Centrala begrepp
This paper presents two families of codes that can efficiently correct synthesis defects that occur during the parallel synthesis of DNA strands for data storage applications.
Sammanfattning
The paper investigates errors that occur when synthesizing DNA strands in parallel, where each strand is appended one nucleotide at a time by a machine according to a template supersequence.
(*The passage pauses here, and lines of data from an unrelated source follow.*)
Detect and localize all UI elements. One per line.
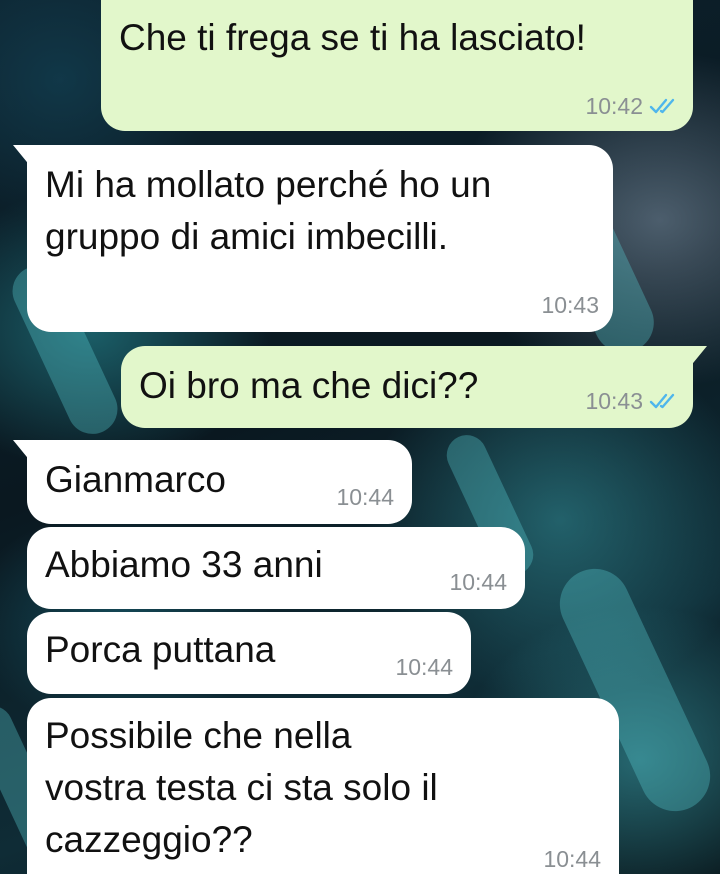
message-text: Porca puttana bbox=[45, 629, 276, 670]
double-check-icon bbox=[649, 98, 675, 114]
message-text: Abbiamo 33 anni bbox=[45, 544, 323, 585]
message-text-line: vostra testa ci sta solo il bbox=[45, 767, 438, 808]
message-time: 10:44 bbox=[395, 654, 453, 680]
message-time: 10:44 bbox=[543, 846, 601, 872]
message-time: 10:42 bbox=[585, 93, 643, 119]
message-bubble-incoming[interactable]: Gianmarco 10:44 bbox=[13, 440, 412, 524]
message-text: Gianmarco bbox=[45, 459, 226, 500]
message-text-line: cazzeggio?? bbox=[45, 819, 253, 860]
message-bubble-incoming[interactable]: Abbiamo 33 anni 10:44 bbox=[27, 527, 525, 609]
message-bubble-outgoing[interactable]: Che ti frega se ti ha lasciato! 10:42 bbox=[101, 0, 693, 131]
message-text: Oi bro ma che dici?? bbox=[139, 365, 479, 406]
message-text-line: Mi ha mollato perché ho un bbox=[45, 164, 492, 205]
message-bubble-incoming[interactable]: Mi ha mollato perché ho un gruppo di ami… bbox=[13, 145, 613, 332]
message-time: 10:43 bbox=[541, 292, 599, 318]
message-text-line: Possibile che nella bbox=[45, 715, 352, 756]
message-bubble-outgoing[interactable]: Oi bro ma che dici?? 10:43 bbox=[121, 346, 707, 428]
message-text-line: gruppo di amici imbecilli. bbox=[45, 216, 449, 257]
message-time: 10:44 bbox=[336, 484, 394, 510]
message-bubble-incoming[interactable]: Porca puttana 10:44 bbox=[27, 612, 471, 694]
message-text: Che ti frega se ti ha lasciato! bbox=[119, 17, 586, 58]
double-check-icon bbox=[649, 393, 675, 409]
message-time: 10:44 bbox=[449, 569, 507, 595]
message-time: 10:43 bbox=[585, 388, 643, 414]
message-bubble-incoming[interactable]: Possibile che nella vostra testa ci sta … bbox=[27, 698, 619, 874]
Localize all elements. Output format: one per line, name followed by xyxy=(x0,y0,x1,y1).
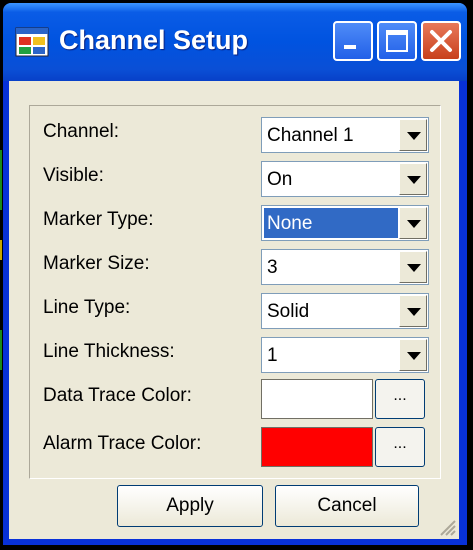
marker-type-dropdown[interactable]: None xyxy=(261,205,429,241)
chevron-down-icon xyxy=(407,352,421,360)
alarm-trace-color-label: Alarm Trace Color: xyxy=(43,433,202,454)
visible-value: On xyxy=(267,169,293,190)
close-button[interactable] xyxy=(421,21,461,61)
close-icon xyxy=(430,30,452,52)
marker-size-value: 3 xyxy=(267,257,278,278)
cancel-button[interactable]: Cancel xyxy=(275,485,419,527)
line-thickness-label: Line Thickness: xyxy=(43,341,175,362)
line-type-dropdown[interactable]: Solid xyxy=(261,293,429,329)
minimize-button[interactable] xyxy=(333,21,373,61)
channel-value: Channel 1 xyxy=(267,125,354,146)
channel-label: Channel: xyxy=(43,121,120,142)
channel-dropdown-arrow[interactable] xyxy=(399,119,427,151)
marker-type-label: Marker Type: xyxy=(43,209,154,230)
visible-dropdown-arrow[interactable] xyxy=(399,163,427,195)
line-thickness-dropdown-arrow[interactable] xyxy=(399,339,427,371)
data-trace-color-swatch xyxy=(261,379,373,419)
chevron-down-icon xyxy=(407,264,421,272)
line-type-value: Solid xyxy=(267,301,310,322)
maximize-button[interactable] xyxy=(377,21,417,61)
line-thickness-dropdown[interactable]: 1 xyxy=(261,337,429,373)
marker-size-dropdown[interactable]: 3 xyxy=(261,249,429,285)
chevron-down-icon xyxy=(407,132,421,140)
resize-grip-icon[interactable] xyxy=(437,517,457,537)
visible-dropdown[interactable]: On xyxy=(261,161,429,197)
line-type-dropdown-arrow[interactable] xyxy=(399,295,427,327)
line-type-label: Line Type: xyxy=(43,297,131,318)
alarm-trace-color-swatch xyxy=(261,427,373,467)
window-title: Channel Setup xyxy=(59,25,249,55)
maximize-icon xyxy=(386,30,408,52)
marker-type-value: None xyxy=(267,213,313,234)
apply-button[interactable]: Apply xyxy=(117,485,263,527)
marker-size-label: Marker Size: xyxy=(43,253,150,274)
line-thickness-value: 1 xyxy=(267,345,278,366)
channel-dropdown[interactable]: Channel 1 xyxy=(261,117,429,153)
alarm-trace-color-button[interactable]: ... xyxy=(375,427,425,467)
background-line xyxy=(0,330,2,370)
visible-label: Visible: xyxy=(43,165,104,186)
marker-size-dropdown-arrow[interactable] xyxy=(399,251,427,283)
data-trace-color-label: Data Trace Color: xyxy=(43,385,192,406)
marker-type-dropdown-arrow[interactable] xyxy=(399,207,427,239)
channel-setup-dialog: Channel Setup Channel: Channel 1 Visible… xyxy=(3,3,467,545)
chevron-down-icon xyxy=(407,176,421,184)
minimize-icon xyxy=(344,45,356,49)
dialog-client-area: Channel: Channel 1 Visible: On Marker Ty… xyxy=(9,81,459,539)
data-trace-color-button[interactable]: ... xyxy=(375,379,425,419)
chevron-down-icon xyxy=(407,308,421,316)
app-window-icon xyxy=(15,27,49,57)
background-line xyxy=(0,240,2,260)
title-bar[interactable]: Channel Setup xyxy=(3,3,467,81)
chevron-down-icon xyxy=(407,220,421,228)
background-line xyxy=(0,150,2,210)
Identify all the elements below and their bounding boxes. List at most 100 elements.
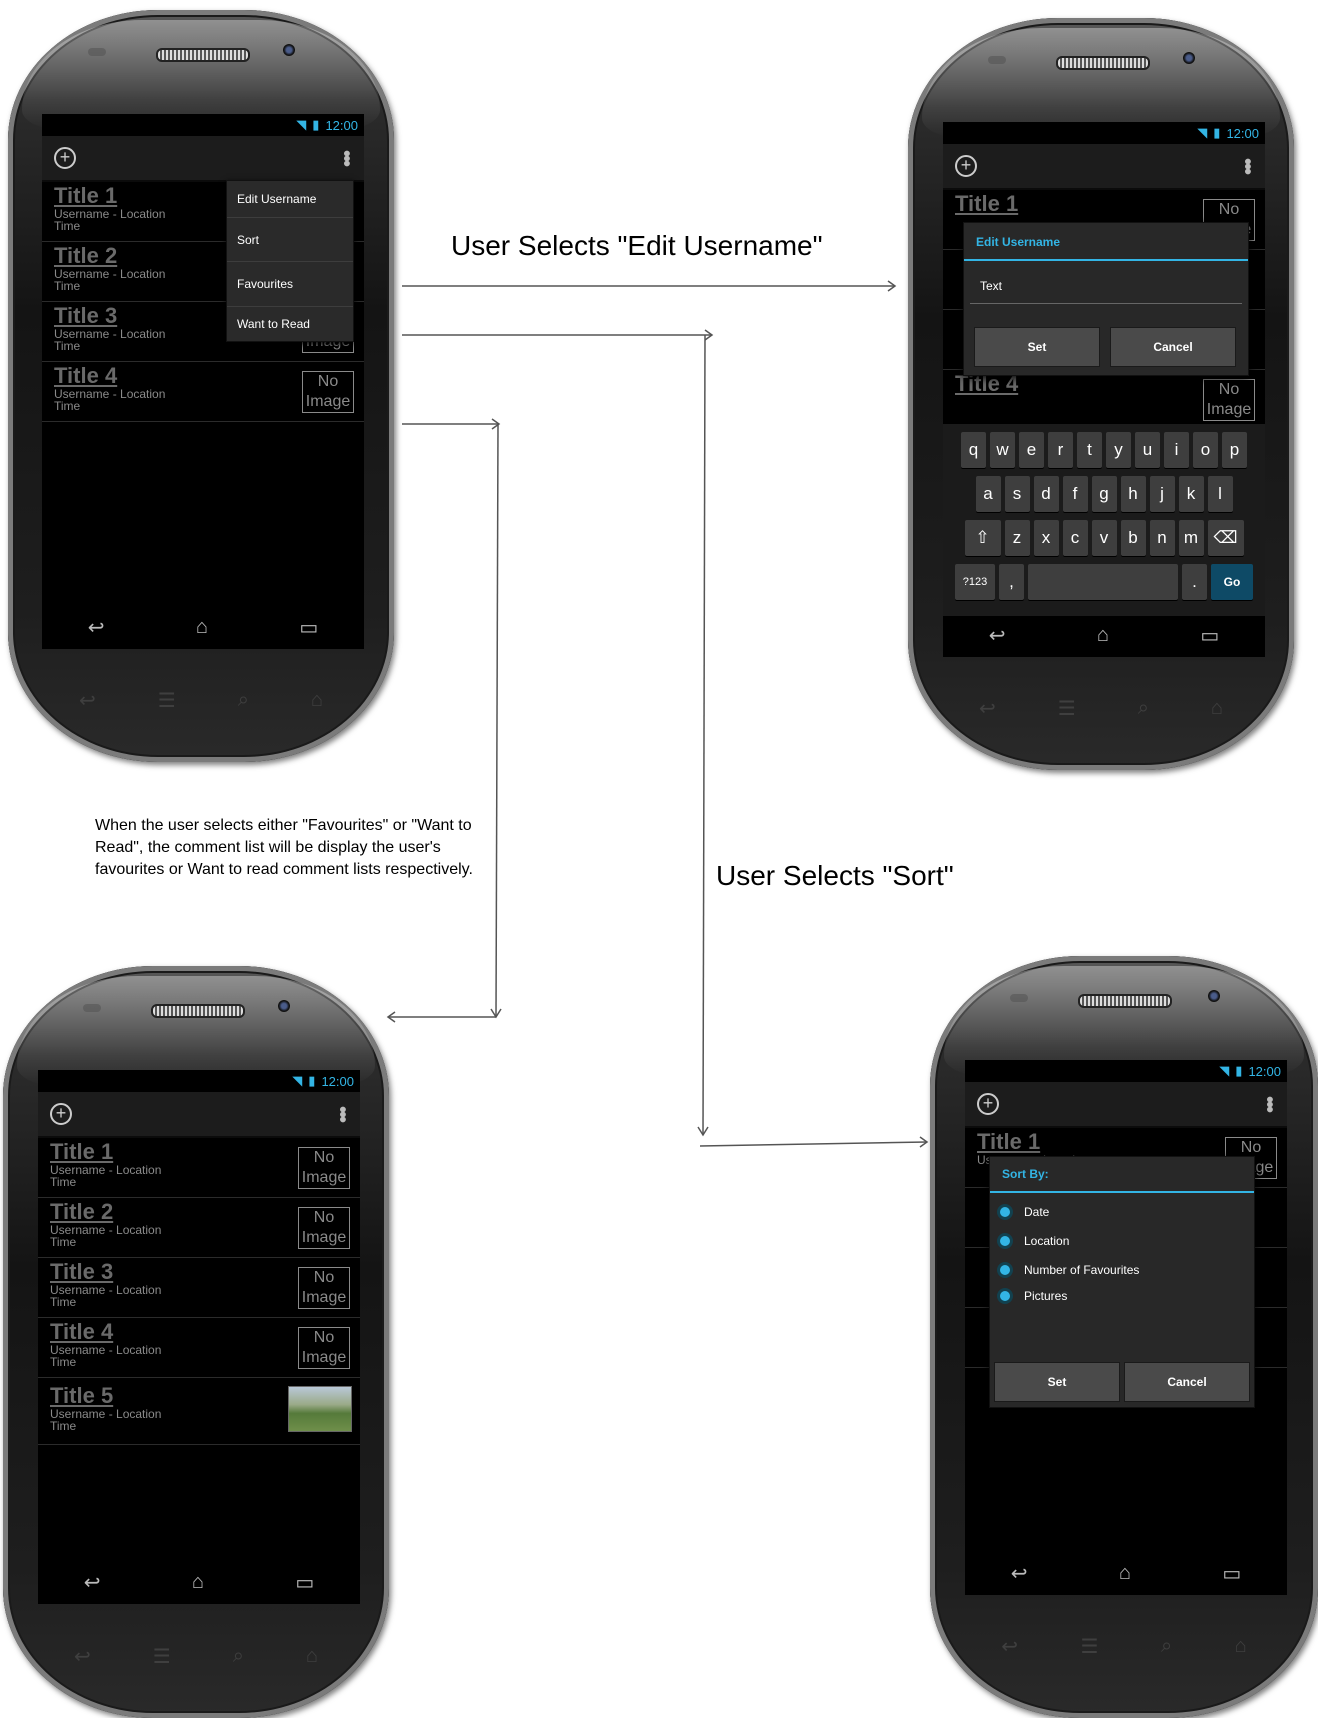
recent-apps-icon[interactable]: ▭ xyxy=(1222,1561,1241,1586)
radio-button[interactable] xyxy=(1000,1235,1010,1246)
hw-search-icon[interactable]: ⌕ xyxy=(233,1645,244,1668)
home-icon[interactable]: ⌂ xyxy=(192,1571,204,1594)
key-q[interactable]: q xyxy=(961,432,986,468)
list-item[interactable]: Title 5 Username - Location Time xyxy=(38,1378,360,1445)
hw-search-icon[interactable]: ⌕ xyxy=(1138,697,1149,720)
backspace-key[interactable]: ⌫ xyxy=(1207,520,1244,556)
comma-key[interactable]: , xyxy=(999,564,1024,600)
nav-bar: ↩ ⌂ ▭ xyxy=(965,1551,1287,1595)
list-item[interactable]: Title 4 No Image xyxy=(943,370,1265,430)
key-h[interactable]: h xyxy=(1120,476,1146,512)
menu-item-edit-username[interactable]: Edit Username xyxy=(227,181,353,218)
key-v[interactable]: v xyxy=(1091,520,1117,556)
hw-home-icon[interactable]: ⌂ xyxy=(311,689,323,712)
key-t[interactable]: t xyxy=(1077,432,1102,468)
username-text-field[interactable]: Text xyxy=(970,269,1242,304)
sort-option-date[interactable]: Date xyxy=(990,1197,1254,1226)
key-a[interactable]: a xyxy=(975,476,1001,512)
back-icon[interactable]: ↩ xyxy=(88,615,105,640)
sort-option-favourites[interactable]: Number of Favourites xyxy=(990,1255,1254,1284)
hw-back-icon[interactable]: ↩ xyxy=(1001,1634,1018,1659)
recent-apps-icon[interactable]: ▭ xyxy=(1200,623,1219,648)
hw-search-icon[interactable]: ⌕ xyxy=(1161,1635,1172,1658)
dialog-title: Sort By: xyxy=(990,1157,1254,1193)
back-icon[interactable]: ↩ xyxy=(989,623,1006,648)
radio-button[interactable] xyxy=(1000,1264,1010,1275)
menu-item-want-to-read[interactable]: Want to Read xyxy=(227,307,353,341)
menu-item-favourites[interactable]: Favourites xyxy=(227,262,353,307)
hw-menu-icon[interactable]: ☰ xyxy=(153,1644,171,1669)
radio-button[interactable] xyxy=(1000,1206,1010,1217)
set-button[interactable]: Set xyxy=(974,327,1100,367)
key-m[interactable]: m xyxy=(1178,520,1204,556)
back-icon[interactable]: ↩ xyxy=(1011,1561,1028,1586)
key-o[interactable]: o xyxy=(1193,432,1218,468)
home-icon[interactable]: ⌂ xyxy=(196,616,208,639)
cancel-button[interactable]: Cancel xyxy=(1124,1362,1250,1402)
hw-back-icon[interactable]: ↩ xyxy=(74,1644,91,1669)
overflow-menu-icon[interactable]: ••• xyxy=(331,1106,353,1121)
key-w[interactable]: w xyxy=(990,432,1015,468)
status-bar: ◥ ▮ 12:00 xyxy=(943,122,1265,144)
key-p[interactable]: p xyxy=(1222,432,1247,468)
shift-key[interactable]: ⇧ xyxy=(964,520,1001,556)
overflow-menu-icon[interactable]: ••• xyxy=(335,150,357,165)
hw-search-icon[interactable]: ⌕ xyxy=(238,689,249,712)
key-i[interactable]: i xyxy=(1164,432,1189,468)
status-bar: ◥ ▮ 12:00 xyxy=(965,1060,1287,1082)
hw-home-icon[interactable]: ⌂ xyxy=(1211,697,1223,720)
key-s[interactable]: s xyxy=(1004,476,1030,512)
key-d[interactable]: d xyxy=(1033,476,1059,512)
overflow-menu-icon[interactable]: ••• xyxy=(1236,158,1258,173)
list-item[interactable]: Title 3 Username - Location Time NoImage xyxy=(38,1258,360,1318)
set-button[interactable]: Set xyxy=(994,1362,1120,1402)
key-g[interactable]: g xyxy=(1091,476,1117,512)
list-item[interactable]: Title 1 Username - Location Time No Image xyxy=(38,1138,360,1198)
nav-bar: ↩ ⌂ ▭ xyxy=(943,613,1265,657)
list-item[interactable]: Title 4 Username - Location Time No Image xyxy=(42,362,364,422)
hw-back-icon[interactable]: ↩ xyxy=(979,696,996,721)
sort-option-location[interactable]: Location xyxy=(990,1226,1254,1255)
key-c[interactable]: c xyxy=(1062,520,1088,556)
key-l[interactable]: l xyxy=(1207,476,1233,512)
home-icon[interactable]: ⌂ xyxy=(1097,624,1109,647)
add-circle-icon[interactable]: + xyxy=(955,155,977,177)
key-n[interactable]: n xyxy=(1149,520,1175,556)
key-u[interactable]: u xyxy=(1135,432,1160,468)
back-icon[interactable]: ↩ xyxy=(84,1570,101,1595)
go-key[interactable]: Go xyxy=(1211,564,1253,600)
period-key[interactable]: . xyxy=(1182,564,1207,600)
hw-home-icon[interactable]: ⌂ xyxy=(306,1645,318,1668)
key-y[interactable]: y xyxy=(1106,432,1131,468)
hw-home-icon[interactable]: ⌂ xyxy=(1235,1635,1247,1658)
home-icon[interactable]: ⌂ xyxy=(1119,1562,1131,1585)
symbols-key[interactable]: ?123 xyxy=(955,564,995,600)
add-circle-icon[interactable]: + xyxy=(54,147,76,169)
hw-menu-icon[interactable]: ☰ xyxy=(158,688,176,713)
add-circle-icon[interactable]: + xyxy=(977,1093,999,1115)
key-b[interactable]: b xyxy=(1120,520,1146,556)
recent-apps-icon[interactable]: ▭ xyxy=(299,615,318,640)
key-z[interactable]: z xyxy=(1004,520,1030,556)
list-item[interactable]: Title 4 Username - Location Time No Image xyxy=(38,1318,360,1378)
cancel-button[interactable]: Cancel xyxy=(1110,327,1236,367)
key-j[interactable]: j xyxy=(1149,476,1175,512)
overflow-menu-icon[interactable]: ••• xyxy=(1258,1096,1280,1111)
space-key[interactable] xyxy=(1028,564,1178,600)
status-bar: ◥ ▮ 12:00 xyxy=(38,1070,360,1092)
hw-menu-icon[interactable]: ☰ xyxy=(1058,696,1076,721)
key-k[interactable]: k xyxy=(1178,476,1204,512)
key-x[interactable]: x xyxy=(1033,520,1059,556)
hw-back-icon[interactable]: ↩ xyxy=(79,688,96,713)
menu-item-sort[interactable]: Sort xyxy=(227,218,353,262)
radio-button[interactable] xyxy=(1000,1291,1010,1301)
status-bar: ◥ ▮ 12:00 xyxy=(42,114,364,136)
key-r[interactable]: r xyxy=(1048,432,1073,468)
recent-apps-icon[interactable]: ▭ xyxy=(295,1570,314,1595)
key-e[interactable]: e xyxy=(1019,432,1044,468)
key-f[interactable]: f xyxy=(1062,476,1088,512)
hw-menu-icon[interactable]: ☰ xyxy=(1081,1634,1099,1659)
list-item[interactable]: Title 2 Username - Location Time No Image xyxy=(38,1198,360,1258)
sort-option-pictures[interactable]: Pictures xyxy=(990,1284,1254,1308)
add-circle-icon[interactable]: + xyxy=(50,1103,72,1125)
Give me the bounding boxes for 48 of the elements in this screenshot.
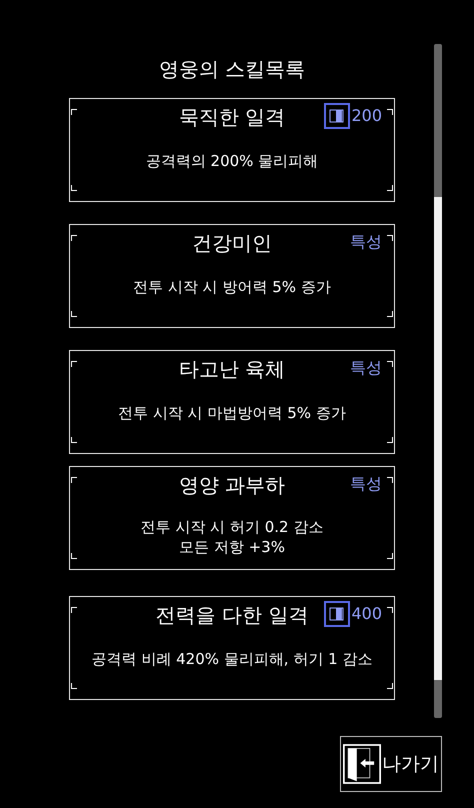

If there is a cycle where the machine fails, then the strands meant to be appended at this cycle will not be appended, and this is referred to as a synthesis defect.
The authors present two families of codes to correct these synthesis defects:
t-known-synthesis-defect correcting codes (t-KDCCs):
Assume the defective cycles are known.
Provide constructions for t = 1, 2 with redundancy log 4 and log n + 18 log 3, respectively.
Show that knowing the locations of the defects helps narrow down the locations of the resulting deletions.
t-synthesis-defect correcting codes (t-SDCCs):
Assume the defective cycles are unknown.
Provide constructions for t = 1, 2 that use a two-part coding scheme.
The first part localizes the defects to a window of length O(log n) using a set of "defect-locating" strands.
The second part employs a more efficient coding scheme to correct the remaining strands.
Achieve redundancy of λ1(log n)^2 + M log log n for t = 1 and λ2(log n)^2 + 2M log n for t = 2, where M is the number of strands and λ1, λ2 are constants.
The paper also derives a lower bound on the redundancy for single-known-synthesis-defect correcting codes, showing that the constructions are almost optimal.